La fille d'Arik Zeevi admet : « Je renonce à beaucoup d'argent »
Noam Zeevi est considérée comme une promesse de l'athlétisme israélien tout en construisant une carrière de mannequin réussie, mais elle admet désormais qu'elle est contrainte de refuser des contrats d'une valeur de dizaines de milliers de shekels.

À seulement 17 ans, Noam Zeevi parvient à jongler entre deux mondes qui, à première vue, semblent presque opposés, mais qui, chez elle, se rejoignent pour former une seule identité. D'un côté, elle est considérée comme l'une des plus grandes promesses de l'athlétisme israélien — championne d'Israël chez les jeunes au 100 mètres haies et à l'heptathlon, déjà classée parmi les meilleures du pays chez les adultes et excellant même au lancer du poids. De l'autre côté, elle construit à un rythme effréné une carrière réussie de mannequin, représentée par l'agence de premier plan ITM.
« J'ai commencé le mannequinat très jeune, puis j'ai décidé d'y revenir plus sérieusement », raconte-t-elle à propos de son parcours dans le monde de la mode.
« J'apprécie énormément cet univers et je sens qu'il est possible de le combiner avec le sport. Au final, cela ne se fait pas au détriment des entraînements. Bien sûr, il m'arrive de dire 'non' à des contrats qui rapportent beaucoup d'argent, car les entraînements sont plus importants pour moi, mais il ne fait aucun doute que c'est un monde que j'aime beaucoup », confie-t-elle dans une interview accordée à ynet.

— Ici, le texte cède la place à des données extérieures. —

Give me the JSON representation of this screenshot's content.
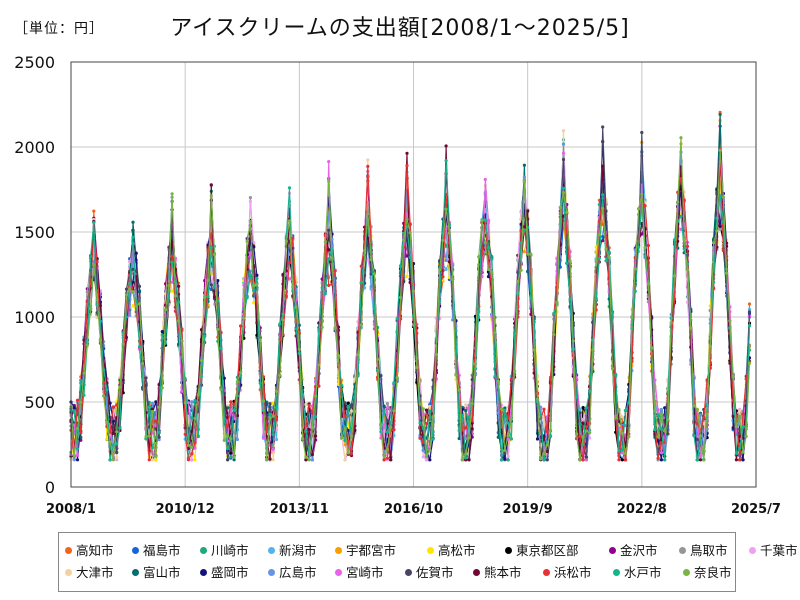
{
  "unit_label": "［単位：円］",
  "chart_data": {
    "type": "line",
    "title": "アイスクリームの支出額[2008/1～2025/5]",
    "xlabel": "",
    "ylabel": "",
    "ylim": [
      0,
      2500
    ],
    "yticks": [
      0,
      500,
      1000,
      1500,
      2000,
      2500
    ],
    "xlim": [
      "2008-01",
      "2025-07"
    ],
    "xticks": [
      "2008/1",
      "2010/12",
      "2013/11",
      "2016/10",
      "2019/9",
      "2022/8",
      "2025/7"
    ],
    "grid": true,
    "legend_position": "bottom",
    "x_start": "2008-01",
    "x_end": "2025-05",
    "seasonal_pattern": "peaks each August, troughs each winter",
    "series": [
      {
        "name": "高知市",
        "color": "#f0641e"
      },
      {
        "name": "福島市",
        "color": "#1464dc"
      },
      {
        "name": "川崎市",
        "color": "#1eaa78"
      },
      {
        "name": "新潟市",
        "color": "#50b4f0"
      },
      {
        "name": "宇都宮市",
        "color": "#f5a000"
      },
      {
        "name": "高松市",
        "color": "#ffe600"
      },
      {
        "name": "東京都区部",
        "color": "#000000"
      },
      {
        "name": "金沢市",
        "color": "#8c008c"
      },
      {
        "name": "鳥取市",
        "color": "#969696"
      },
      {
        "name": "千葉市",
        "color": "#f0a0f0"
      },
      {
        "name": "大津市",
        "color": "#f0d2a0"
      },
      {
        "name": "富山市",
        "color": "#006e6e"
      },
      {
        "name": "盛岡市",
        "color": "#141478"
      },
      {
        "name": "広島市",
        "color": "#6496e6"
      },
      {
        "name": "宮崎市",
        "color": "#e664e6"
      },
      {
        "name": "佐賀市",
        "color": "#464664"
      },
      {
        "name": "熊本市",
        "color": "#6e0a32"
      },
      {
        "name": "浜松市",
        "color": "#e63232"
      },
      {
        "name": "水戸市",
        "color": "#14b48c"
      },
      {
        "name": "奈良市",
        "color": "#78b446"
      }
    ]
  }
}
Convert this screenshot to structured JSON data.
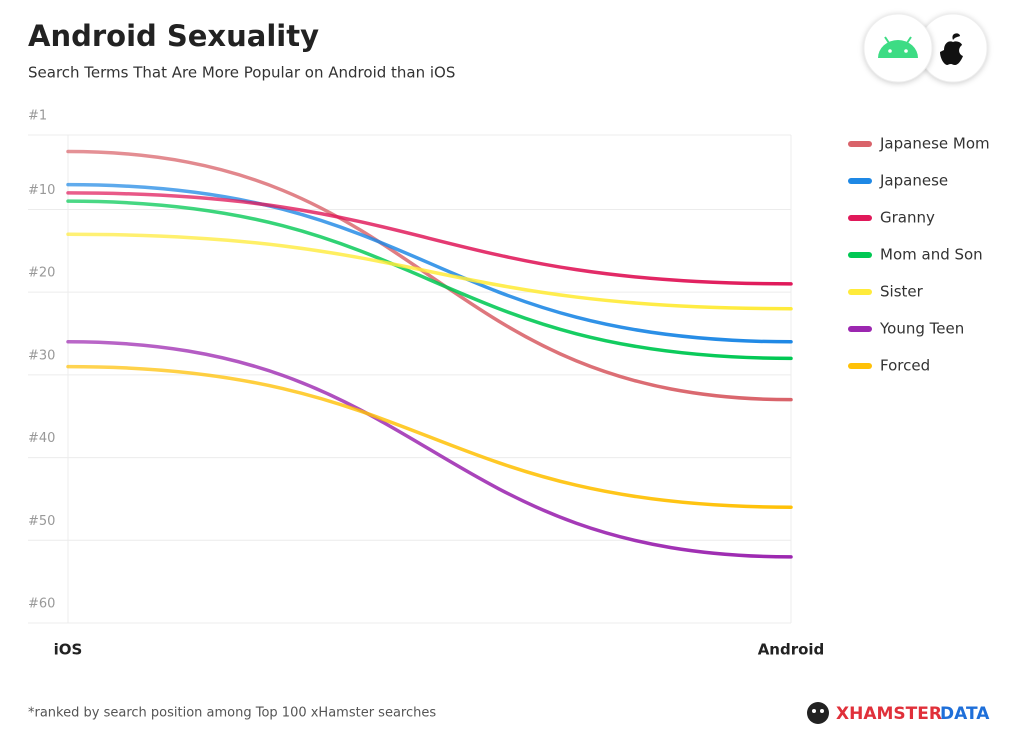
{
  "chart_data": {
    "type": "slope",
    "title": "Android Sexuality",
    "subtitle": "Search Terms That Are More Popular on Android than iOS",
    "categories": [
      "iOS",
      "Android"
    ],
    "series": [
      {
        "name": "Japanese Mom",
        "color": "#d9636a",
        "values": [
          3,
          33
        ]
      },
      {
        "name": "Japanese",
        "color": "#1e88e5",
        "values": [
          7,
          26
        ]
      },
      {
        "name": "Granny",
        "color": "#e0195a",
        "values": [
          8,
          19
        ]
      },
      {
        "name": "Mom and Son",
        "color": "#00c853",
        "values": [
          9,
          28
        ]
      },
      {
        "name": "Sister",
        "color": "#ffeb3b",
        "values": [
          13,
          22
        ]
      },
      {
        "name": "Young Teen",
        "color": "#9c27b0",
        "values": [
          26,
          52
        ]
      },
      {
        "name": "Forced",
        "color": "#ffc107",
        "values": [
          29,
          46
        ]
      }
    ],
    "ylim": [
      1,
      60
    ],
    "inverted": true,
    "yticks": [
      {
        "value": 1,
        "label": "#1"
      },
      {
        "value": 10,
        "label": "#10"
      },
      {
        "value": 20,
        "label": "#20"
      },
      {
        "value": 30,
        "label": "#30"
      },
      {
        "value": 40,
        "label": "#40"
      },
      {
        "value": 50,
        "label": "#50"
      },
      {
        "value": 60,
        "label": "#60"
      }
    ],
    "grid": true,
    "legend": "right",
    "note": "*ranked by search position among Top 100 xHamster searches",
    "brand": [
      "XHAMSTER",
      "DATA"
    ]
  }
}
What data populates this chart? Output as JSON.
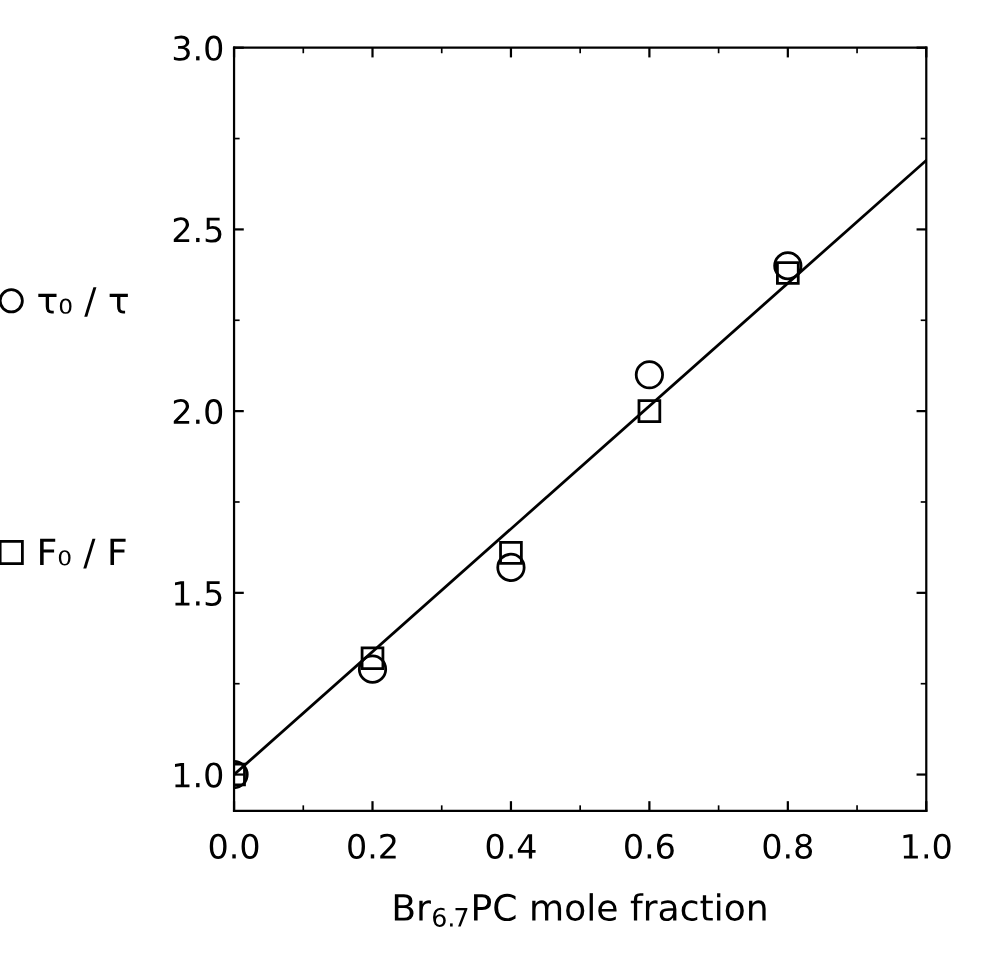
{
  "chart_data": {
    "type": "scatter",
    "xlabel": "Br$_{6.7}$PC mole fraction",
    "x": [
      0.0,
      0.2,
      0.4,
      0.6,
      0.8
    ],
    "series": [
      {
        "name": "τ₀ / τ",
        "color": "#000000",
        "marker": "circle",
        "values": [
          1.0,
          1.29,
          1.57,
          2.1,
          2.4
        ]
      },
      {
        "name": "F₀ / F",
        "color": "#000000",
        "marker": "square",
        "values": [
          1.0,
          1.32,
          1.61,
          2.0,
          2.38
        ]
      },
      {
        "type": "line",
        "color": "#000000",
        "marker": "none",
        "line_style": "solid",
        "x": [
          0.0,
          1.0
        ],
        "values": [
          1.0,
          2.69
        ]
      }
    ],
    "xlim": [
      0.0,
      1.0
    ],
    "ylim": [
      0.9,
      3.0
    ],
    "xticks": [
      {
        "value": 0.0,
        "label": "0.0"
      },
      0.2,
      0.4,
      0.6,
      0.8,
      {
        "value": 1.0,
        "label": "1.0"
      }
    ],
    "yticks": [
      {
        "value": 1.0,
        "label": "1.0"
      },
      1.5,
      {
        "value": 2.0,
        "label": "2.0"
      },
      2.5,
      {
        "value": 3.0,
        "label": "3.0"
      }
    ],
    "grid": false,
    "legend": "left"
  }
}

Le choix de placer le sport en tête de ses priorités n'est pas le fruit du hasard. En tant que fille du médaillé olympique et champion d'Europe de judo, Arik Zeevi, le soutien familial et la compréhension du monde du sport de haut niveau sont présents à chaque étape de son parcours. Bien qu'elle ait posé pour des campagnes convoitées par des marques internationales et locales comme Sephora, la marque de Neta Alchimister et Patentre, Zeevi précise sans équivoque que son cœur appartient à la piste. Pour elle, le travail acharné sur la piste procure une satisfaction sans pareille, et elle considère le sport comme une arène où le succès se mesure avec une honnêteté absolue et sans raccourcis.
Son père, Arik, suit également de près sa double carrière et soutient ses choix, tout en veillant à garder le sens des proportions et à établir les bonnes priorités. De son point de vue, ses accomplissements sur le terrain et l'autodiscipline qu'elle a acquise dans le sport sont ce qui lui confère une réelle valeur ajoutée, ce qui, en fin de compte, ne fait que renforcer son statut et son unicité dans n'importe quel domaine vers lequel elle choisira de se tourner.
Avec le regard tourné vers les championnats d'Europe juniors et le rêve olympique, Noam Zeevi continue de prouver qu'avec un soutien familial, une éthique de travail rigoureuse et une concentration absolue, il est possible de conquérir les sommets, aussi bien en baskets que sur les plateaux de tournage.